Das Nagelstudio in der Peckham Park Road heisst «Sunshine». Doch die Sonne scheint in dieser Gegend von London längst nicht für alle. Besonders nicht für jene, die im Sozial-Laden einer wohltätigen Institution gegenüber einkaufen müssen. Es sind Menschen wie Liz, deren Einkommen nicht mehr mit den steigenden Preisen Schritt halten können.
«Die wachsenden Lebenskosten machen meinen Alltag enorm schwierig. Ich bin ständig am Rechnen, ob es für dies oder jenes reicht.» Liz ist eine jener zwei Millionen Personen in Grossbritannien, die gemäss dem jüngsten Sozialbericht der britischen Behörden an der Armutsgrenze leben und sich nur noch eine Mahlzeit pro Tag leisten können. Diese beziehen sie immer häufiger in sozialen Einrichtungen, wie hier an der Peckham Park Road.
Das Prinzip des Geschäfts sei einfach, erklärt Geschäftsführer Chris Price. «Die Leute bezahlen einen fixen Preis von viereinhalb Pfund – also etwas über fünf Franken. Dafür können sie im Laden zehn Produkte im Wert von insgesamt 20 bis 35 Franken auswählen.»
Die «Pantry» hat gekochtes Fleisch, Getreide, Teigwaren, Konserven im Angebot, aber ebenso frische Früchte und Gemüse. «Für wenig Geld können die Leute also genug Essen für zwei bis drei Tage kaufen.»
Nicht nur das Fleisch ist vorgekocht, sondern auch viele Teigwaren und Kartoffeln. Angesichts der hohen Energiepreise ist Kochen für viele Leute zu teuer. Man verkaufe deshalb Mahlzeiten, die man im Mikrowellenofen wärmen könne, erklärt Chris Price.

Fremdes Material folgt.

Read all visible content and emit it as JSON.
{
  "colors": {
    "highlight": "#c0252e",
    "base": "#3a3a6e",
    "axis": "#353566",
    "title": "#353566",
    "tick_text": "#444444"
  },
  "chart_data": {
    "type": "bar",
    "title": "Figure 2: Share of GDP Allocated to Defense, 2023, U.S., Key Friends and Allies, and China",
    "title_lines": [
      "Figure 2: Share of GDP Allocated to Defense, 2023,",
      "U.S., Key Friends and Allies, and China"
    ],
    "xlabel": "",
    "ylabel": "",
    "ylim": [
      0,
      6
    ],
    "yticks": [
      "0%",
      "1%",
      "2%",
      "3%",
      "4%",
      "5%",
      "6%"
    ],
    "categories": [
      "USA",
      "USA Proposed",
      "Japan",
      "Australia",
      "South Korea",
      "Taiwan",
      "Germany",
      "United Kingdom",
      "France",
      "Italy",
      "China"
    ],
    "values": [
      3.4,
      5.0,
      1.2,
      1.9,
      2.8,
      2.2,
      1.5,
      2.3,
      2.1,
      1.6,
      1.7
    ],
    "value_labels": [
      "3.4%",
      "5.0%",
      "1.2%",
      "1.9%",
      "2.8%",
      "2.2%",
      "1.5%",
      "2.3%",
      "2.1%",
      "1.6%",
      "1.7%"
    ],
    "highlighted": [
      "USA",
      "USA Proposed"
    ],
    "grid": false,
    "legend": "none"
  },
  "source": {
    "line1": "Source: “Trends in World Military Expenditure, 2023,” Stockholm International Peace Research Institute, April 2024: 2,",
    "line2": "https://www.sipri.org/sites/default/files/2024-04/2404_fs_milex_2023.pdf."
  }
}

In Grossbritannien leiden die Konsumentinnen und Konsumenten unter der höchsten Inflation seit 50 Jahren. Ursache sind steigende Lebensmittel- und Energiepreise als Folge des Krieges in der Ukraine, aber ebenso eine stagnierende Wirtschaft und die Folgen des Brexits. Besonders betroffen sind Menschen, die bereits zuvor an der Armutsgrenze lebten.
2.5 Millionen Kinder haben in Grossbritannien gemäss einer Untersuchung der britischen «Food Fondation» keinen Zugang zu regelmässigen gesunden und warmen Mahlzeiten. Viele müssten morgens in der Schule erst einmal verpflegt werden, bevor der Unterricht beginnen könne, erzählen Lehrkräfte.
Der helle und freundliche soziale Laden unterscheidet sich auf den ersten Blick kaum von einem normalen Quartierladen. Auffallend ist jedoch die Stille. Die Kunden verrichten ihre Einkäufe schweigend, viele mögen nicht reden und wenn sie doch reden, erzählen sie keine schönen Geschichten: von Kindergeburtstagen ohne Geschenke oder der Einsamkeit in hässlichen Wohnungen. Ins Mikrofon wollen die wenigsten sprechen. Weil sie sich schämen würden, sagt Chris Price.
Arm sein macht nicht nur hungrig, sondern auch krank. Besonders im Kopf.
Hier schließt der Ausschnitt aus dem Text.